Young people did not carry around mobile phones. There was no texting. If you wanted to ask a boy out, you had to ask him to his face, call him up or write him a note. Naturally, this was the feminist thing to do. My mother thought women should sit tight and wait for men to ask, which I now think too. Eventually you develop a radar for which men have a crush on you if you weren't born knowing.
For a highly informative artifact of what dating was like in the 1990s, please see The Rules, which was considered quite the counter-revolution but actually made complete sense. It was a great resource for my dating advice until I found out about Tinder. Tinder broke me, people. If marriage-aged men can get sex from attractive marriage-aged women as easily as they can get dinner at McDonald's, dating is dead. It's time for arranged marriages.

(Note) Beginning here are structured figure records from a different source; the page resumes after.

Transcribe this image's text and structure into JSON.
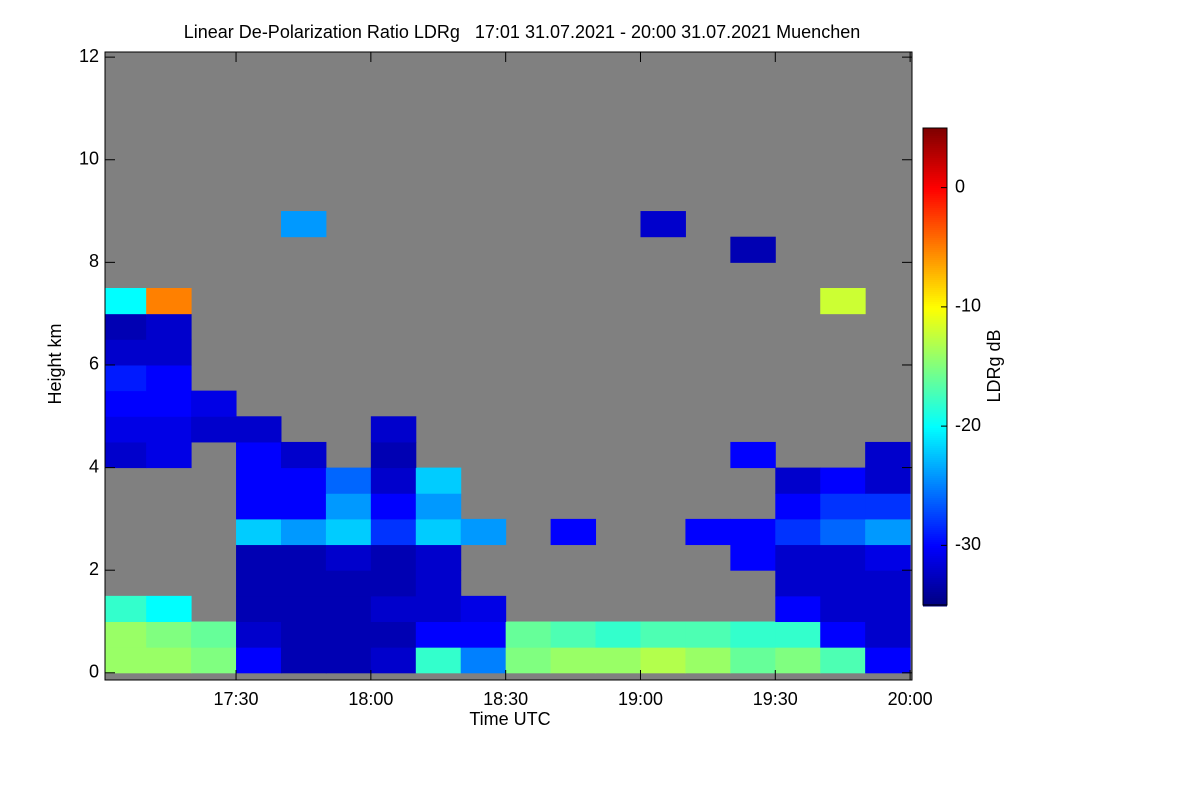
{
  "chart_data": {
    "type": "heatmap",
    "title": "Linear De-Polarization Ratio LDRg   17:01 31.07.2021 - 20:00 31.07.2021 Muenchen",
    "xlabel": "Time UTC",
    "ylabel": "Height km",
    "colorbar_label": "LDRg dB",
    "xlim": [
      17.014,
      20.007
    ],
    "ylim": [
      -0.14,
      12.1
    ],
    "xticks": [
      {
        "value": 17.5,
        "label": "17:30"
      },
      {
        "value": 18,
        "label": "18:00"
      },
      {
        "value": 18.5,
        "label": "18:30"
      },
      {
        "value": 19,
        "label": "19:00"
      },
      {
        "value": 19.5,
        "label": "19:30"
      },
      {
        "value": 20,
        "label": "20:00"
      }
    ],
    "yticks": [
      0,
      2,
      4,
      6,
      8,
      10,
      12
    ],
    "clim": [
      -35,
      5
    ],
    "cticks": [
      0,
      -10,
      -20,
      -30
    ],
    "colormap": "jet",
    "missing_color": "#808080",
    "xbins": [
      17.0,
      17.1667,
      17.3333,
      17.5,
      17.6667,
      17.8333,
      18.0,
      18.1667,
      18.3333,
      18.5,
      18.6667,
      18.8333,
      19.0,
      19.1667,
      19.3333,
      19.5,
      19.6667,
      19.8333,
      20.0
    ],
    "ybins": [
      0,
      0.5,
      1,
      1.5,
      2,
      2.5,
      3,
      3.5,
      4,
      4.5,
      5,
      5.5,
      6,
      6.5,
      7,
      7.5,
      8,
      8.5,
      9
    ],
    "z": [
      [
        -14,
        -14,
        -15,
        -30,
        -33,
        -33,
        -32,
        -18,
        -25,
        -15,
        -14,
        -14,
        -13,
        -14,
        -16,
        -15,
        -17,
        -30
      ],
      [
        -14,
        -15,
        -16,
        -32,
        -33,
        -33,
        -33,
        -30,
        -30,
        -16,
        -17,
        -18,
        -17,
        -17,
        -18,
        -18,
        -30,
        -32
      ],
      [
        -18,
        -20,
        null,
        -33,
        -33,
        -33,
        -32,
        -32,
        -31,
        null,
        null,
        null,
        null,
        null,
        null,
        -30,
        -32,
        -32
      ],
      [
        null,
        null,
        null,
        -33,
        -33,
        -33,
        -33,
        -32,
        null,
        null,
        null,
        null,
        null,
        null,
        null,
        -32,
        -32,
        -32
      ],
      [
        null,
        null,
        null,
        -33,
        -33,
        -32,
        -33,
        -32,
        null,
        null,
        null,
        null,
        null,
        null,
        -30,
        -32,
        -32,
        -31
      ],
      [
        null,
        null,
        null,
        -22,
        -24,
        -22,
        -28,
        -22,
        -24,
        null,
        -30,
        null,
        null,
        -30,
        -30,
        -28,
        -26,
        -24
      ],
      [
        null,
        null,
        null,
        -30,
        -30,
        -24,
        -30,
        -24,
        null,
        null,
        null,
        null,
        null,
        null,
        null,
        -30,
        -28,
        -28
      ],
      [
        null,
        null,
        null,
        -30,
        -30,
        -26,
        -32,
        -22,
        null,
        null,
        null,
        null,
        null,
        null,
        null,
        -32,
        -30,
        -32
      ],
      [
        -32,
        -31,
        null,
        -30,
        -32,
        null,
        -33,
        null,
        null,
        null,
        null,
        null,
        null,
        null,
        -30,
        null,
        null,
        -32
      ],
      [
        -31,
        -31,
        -32,
        -32,
        null,
        null,
        -32,
        null,
        null,
        null,
        null,
        null,
        null,
        null,
        null,
        null,
        null,
        null
      ],
      [
        -30,
        -30,
        -31,
        null,
        null,
        null,
        null,
        null,
        null,
        null,
        null,
        null,
        null,
        null,
        null,
        null,
        null,
        null
      ],
      [
        -29,
        -30,
        null,
        null,
        null,
        null,
        null,
        null,
        null,
        null,
        null,
        null,
        null,
        null,
        null,
        null,
        null,
        null
      ],
      [
        -32,
        -32,
        null,
        null,
        null,
        null,
        null,
        null,
        null,
        null,
        null,
        null,
        null,
        null,
        null,
        null,
        null,
        null
      ],
      [
        -33,
        -32,
        null,
        null,
        null,
        null,
        null,
        null,
        null,
        null,
        null,
        null,
        null,
        null,
        null,
        null,
        null,
        null
      ],
      [
        -20,
        -5,
        null,
        null,
        null,
        null,
        null,
        null,
        null,
        null,
        null,
        null,
        null,
        null,
        null,
        null,
        -12,
        null
      ],
      [
        null,
        null,
        null,
        null,
        null,
        null,
        null,
        null,
        null,
        null,
        null,
        null,
        null,
        null,
        null,
        null,
        null,
        null
      ],
      [
        null,
        null,
        null,
        null,
        null,
        null,
        null,
        null,
        null,
        null,
        null,
        null,
        null,
        null,
        -33,
        null,
        null,
        null
      ],
      [
        null,
        null,
        null,
        null,
        -24,
        null,
        null,
        null,
        null,
        null,
        null,
        null,
        -32,
        null,
        null,
        null,
        null,
        null
      ]
    ]
  }
}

Well, I am mostly kidding about arranged marriages. However, I do think limiting what we called "the dating pool" to those people most likely to share your most cherished values is the only way to go. For the majority of my readers, this means doing your level best to get your post-secondary education at those Catholic colleges that are actually Catholic or to find work among graduates of those schools. Of course, such circles are small, so you must not act like Scarlett O'Hara but be sensitive, reasonable and not gossip about your suitors.

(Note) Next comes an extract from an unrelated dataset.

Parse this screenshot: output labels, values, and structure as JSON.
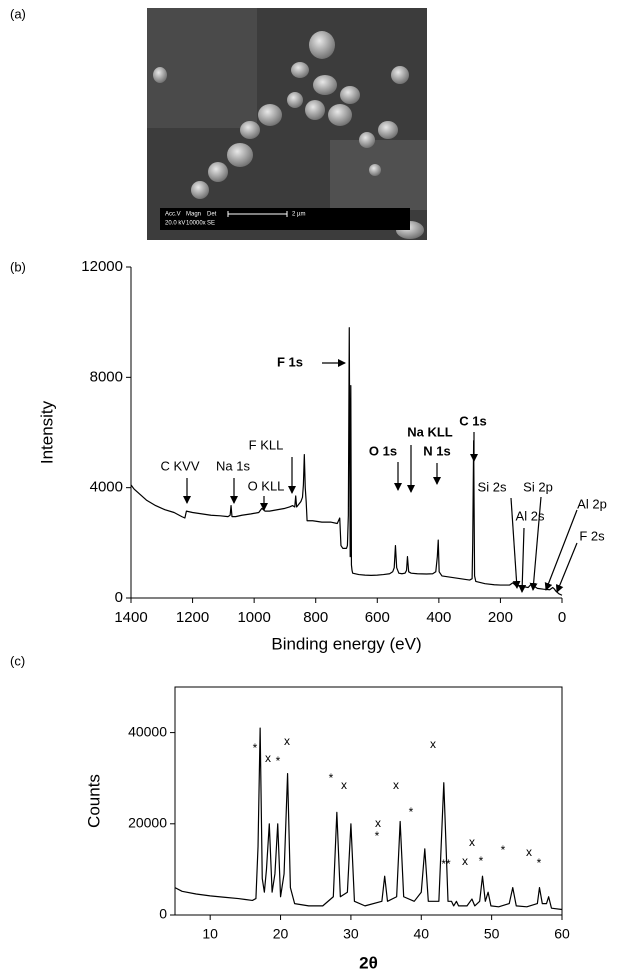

Another possibility--I see I am writing about dating despite the title of this post--is to figure out who the Singles are at daily mass or the TLM (EF) and to get to know them. If they are trads and you are a girl, sit tight and smile, but wait for the guy to make what he thinks is the first move. Actually, you will have made the first move--as women have usually done--by being approachable or going right up to him to chat after Mass, but he will think he has made the first move, which is pretty crucial in trad circles.
Amusingly, I know traddy Singles--male and female--who have gone to the local SSPX chapel just to see what their Singles look like. Perhaps there has been much exaggeration, but it would seem that the Scottish SSPX men are a tough lot, with scars on their close-cropped heads telling of bar fights and smashed bottles. Personally, I have profited from the Anglicans fleeing "progress" to the bosom of Holy Mother Church, so consider disgruntled Piskie circles as potential dating pools. You may have to put up with a lot of complaining about women-on-the-altar, however.
In conclusion: Benedictine Option. At least, I think so. I haven't read the book yet. But don't settle. Don't marry the first decent Catholic guy who comes along if you realize he is a dead bore. It's not fair on him; it's not fair on you. Some other girl (possibly also a dead bore) will see in him her heart's desire, and they will be happy and boring together.
*Actually, fallen human nature being what it is, there was probably internet p*rn as soon as there was any internet whatsoever, but presumably only a few professors/scientists/military personnel could see it.